Stephen Watkins, a member of both the BMA’s council and its public health committee, has found that 28 out of 30 authorities surveyed had funding gaps running to millions of pounds.
The gaps equate to the difference between authorities’ proposed public health budgets and the collective value of contracts they are due to inherit from primary care trusts in April 2013.
More than half of the 30 authorities surveyed described the divide as a major problem, Dr Watkins - also Stockport’s director of public health – told HSJ’s sister title Local Government Chronicle.
“For some it’s a relatively small matter of a £100,000 or £150,000 gap, which can probably be overcome,” Dr Watkins said.
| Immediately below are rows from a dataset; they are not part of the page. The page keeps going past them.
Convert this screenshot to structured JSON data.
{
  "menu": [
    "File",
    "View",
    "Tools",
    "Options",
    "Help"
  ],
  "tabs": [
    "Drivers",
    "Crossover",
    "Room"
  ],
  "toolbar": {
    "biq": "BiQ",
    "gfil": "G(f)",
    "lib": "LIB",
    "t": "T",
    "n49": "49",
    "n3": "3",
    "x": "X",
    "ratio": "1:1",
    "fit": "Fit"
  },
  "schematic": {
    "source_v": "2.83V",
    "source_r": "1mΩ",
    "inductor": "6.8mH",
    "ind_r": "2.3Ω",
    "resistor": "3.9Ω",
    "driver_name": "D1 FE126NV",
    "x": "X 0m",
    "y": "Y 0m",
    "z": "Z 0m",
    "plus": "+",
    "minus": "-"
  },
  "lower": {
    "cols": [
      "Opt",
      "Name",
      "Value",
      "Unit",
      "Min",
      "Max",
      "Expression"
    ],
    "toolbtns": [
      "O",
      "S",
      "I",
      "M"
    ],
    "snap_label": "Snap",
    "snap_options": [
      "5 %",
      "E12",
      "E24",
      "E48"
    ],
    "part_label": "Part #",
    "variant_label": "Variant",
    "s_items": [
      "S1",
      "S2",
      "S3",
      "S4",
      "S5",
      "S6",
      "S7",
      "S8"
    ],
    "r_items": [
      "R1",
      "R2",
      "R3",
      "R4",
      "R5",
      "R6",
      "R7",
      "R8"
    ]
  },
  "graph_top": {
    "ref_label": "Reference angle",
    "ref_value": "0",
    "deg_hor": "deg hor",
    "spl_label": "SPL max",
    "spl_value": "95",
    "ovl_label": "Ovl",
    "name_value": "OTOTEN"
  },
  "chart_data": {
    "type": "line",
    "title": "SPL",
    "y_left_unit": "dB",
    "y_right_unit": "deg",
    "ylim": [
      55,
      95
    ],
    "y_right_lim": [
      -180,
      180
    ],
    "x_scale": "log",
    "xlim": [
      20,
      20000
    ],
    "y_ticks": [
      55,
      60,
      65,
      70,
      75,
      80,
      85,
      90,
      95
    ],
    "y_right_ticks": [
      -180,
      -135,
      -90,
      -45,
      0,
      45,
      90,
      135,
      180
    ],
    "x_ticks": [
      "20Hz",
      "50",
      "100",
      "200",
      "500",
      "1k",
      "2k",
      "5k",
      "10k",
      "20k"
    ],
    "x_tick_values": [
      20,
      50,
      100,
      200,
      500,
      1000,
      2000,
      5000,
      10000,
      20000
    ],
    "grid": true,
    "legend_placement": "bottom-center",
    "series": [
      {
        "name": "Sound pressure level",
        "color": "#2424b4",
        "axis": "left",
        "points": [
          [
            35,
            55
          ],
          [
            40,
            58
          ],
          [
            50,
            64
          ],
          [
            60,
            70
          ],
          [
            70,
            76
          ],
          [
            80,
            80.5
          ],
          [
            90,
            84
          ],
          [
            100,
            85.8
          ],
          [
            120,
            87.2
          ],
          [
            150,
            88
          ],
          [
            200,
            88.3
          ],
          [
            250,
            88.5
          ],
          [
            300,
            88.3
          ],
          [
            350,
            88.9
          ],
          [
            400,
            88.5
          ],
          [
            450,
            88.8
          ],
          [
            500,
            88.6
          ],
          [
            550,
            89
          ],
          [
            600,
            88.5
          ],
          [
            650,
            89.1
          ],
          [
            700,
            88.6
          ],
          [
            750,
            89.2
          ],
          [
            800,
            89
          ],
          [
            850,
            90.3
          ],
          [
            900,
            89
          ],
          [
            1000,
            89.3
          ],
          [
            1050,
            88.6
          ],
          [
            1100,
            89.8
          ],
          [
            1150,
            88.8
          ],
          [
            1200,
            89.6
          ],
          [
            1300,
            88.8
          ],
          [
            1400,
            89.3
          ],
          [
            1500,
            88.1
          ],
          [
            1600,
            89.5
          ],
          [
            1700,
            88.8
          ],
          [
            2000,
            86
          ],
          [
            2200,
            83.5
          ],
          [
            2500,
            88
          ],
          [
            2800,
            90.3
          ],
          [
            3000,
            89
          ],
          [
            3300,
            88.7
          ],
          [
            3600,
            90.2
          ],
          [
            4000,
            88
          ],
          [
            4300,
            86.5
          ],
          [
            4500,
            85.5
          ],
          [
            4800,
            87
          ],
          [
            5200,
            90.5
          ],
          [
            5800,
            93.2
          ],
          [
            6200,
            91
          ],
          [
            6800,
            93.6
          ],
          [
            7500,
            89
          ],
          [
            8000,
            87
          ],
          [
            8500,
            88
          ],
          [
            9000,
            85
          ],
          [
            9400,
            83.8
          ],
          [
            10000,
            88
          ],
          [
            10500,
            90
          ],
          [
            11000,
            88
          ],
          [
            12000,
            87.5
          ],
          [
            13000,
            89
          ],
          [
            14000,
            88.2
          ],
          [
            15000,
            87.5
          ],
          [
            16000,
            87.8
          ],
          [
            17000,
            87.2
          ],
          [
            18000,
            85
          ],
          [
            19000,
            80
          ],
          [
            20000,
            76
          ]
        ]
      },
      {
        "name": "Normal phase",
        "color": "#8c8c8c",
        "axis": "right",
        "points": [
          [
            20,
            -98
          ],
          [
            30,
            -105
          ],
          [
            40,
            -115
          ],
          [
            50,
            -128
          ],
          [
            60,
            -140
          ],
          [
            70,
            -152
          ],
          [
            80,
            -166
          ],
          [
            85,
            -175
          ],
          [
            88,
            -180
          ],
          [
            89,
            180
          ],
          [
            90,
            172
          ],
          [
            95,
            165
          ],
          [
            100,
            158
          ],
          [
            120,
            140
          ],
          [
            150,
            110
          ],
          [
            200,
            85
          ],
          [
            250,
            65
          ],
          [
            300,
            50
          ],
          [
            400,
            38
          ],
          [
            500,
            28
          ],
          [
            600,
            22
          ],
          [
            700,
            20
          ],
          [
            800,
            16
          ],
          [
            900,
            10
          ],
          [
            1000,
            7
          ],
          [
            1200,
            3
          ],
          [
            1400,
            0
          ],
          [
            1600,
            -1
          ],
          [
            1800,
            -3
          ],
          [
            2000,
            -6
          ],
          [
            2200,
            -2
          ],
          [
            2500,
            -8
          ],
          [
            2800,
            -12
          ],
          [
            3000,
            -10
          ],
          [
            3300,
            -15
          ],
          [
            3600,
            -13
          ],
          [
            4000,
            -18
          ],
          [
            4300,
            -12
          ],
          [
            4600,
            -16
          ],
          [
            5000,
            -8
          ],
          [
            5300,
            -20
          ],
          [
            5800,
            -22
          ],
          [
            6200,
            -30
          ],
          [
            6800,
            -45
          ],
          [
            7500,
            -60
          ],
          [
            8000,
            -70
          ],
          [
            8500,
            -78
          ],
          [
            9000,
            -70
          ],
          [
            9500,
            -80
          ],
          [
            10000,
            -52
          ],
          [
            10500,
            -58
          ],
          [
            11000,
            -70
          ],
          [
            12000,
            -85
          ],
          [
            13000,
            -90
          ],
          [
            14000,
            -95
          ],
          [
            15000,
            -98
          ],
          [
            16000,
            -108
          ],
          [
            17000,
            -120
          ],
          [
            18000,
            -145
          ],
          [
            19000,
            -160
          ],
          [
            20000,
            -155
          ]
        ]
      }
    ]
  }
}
“But for others it’s a major problem, sometimes in the region of millions of pounds. More than half of the 28 councils fall into the category of it being a substantial problem.”
Stockport’s final funding gap figure was estimated to be between £1m and £2.5m, against a proposed public health budget of £10m, Dr Watkins said.
“Why should councils have to top it up from their cash-limited funds when they were told they were getting a fully funded transfer?” he asked.
Evidence of the funding divides has emerged as PCTs identify errors and underestimates in how councils’ proposed public health budgets were calculated. All budgets were based on PCTs’ estimates of what they spent on public health services in 2010-11.
In some cases the gap has come about because PCTs have increased their public health spending since 2010-11. Other complications have arisen because of the way in which PCTs outsource community health services.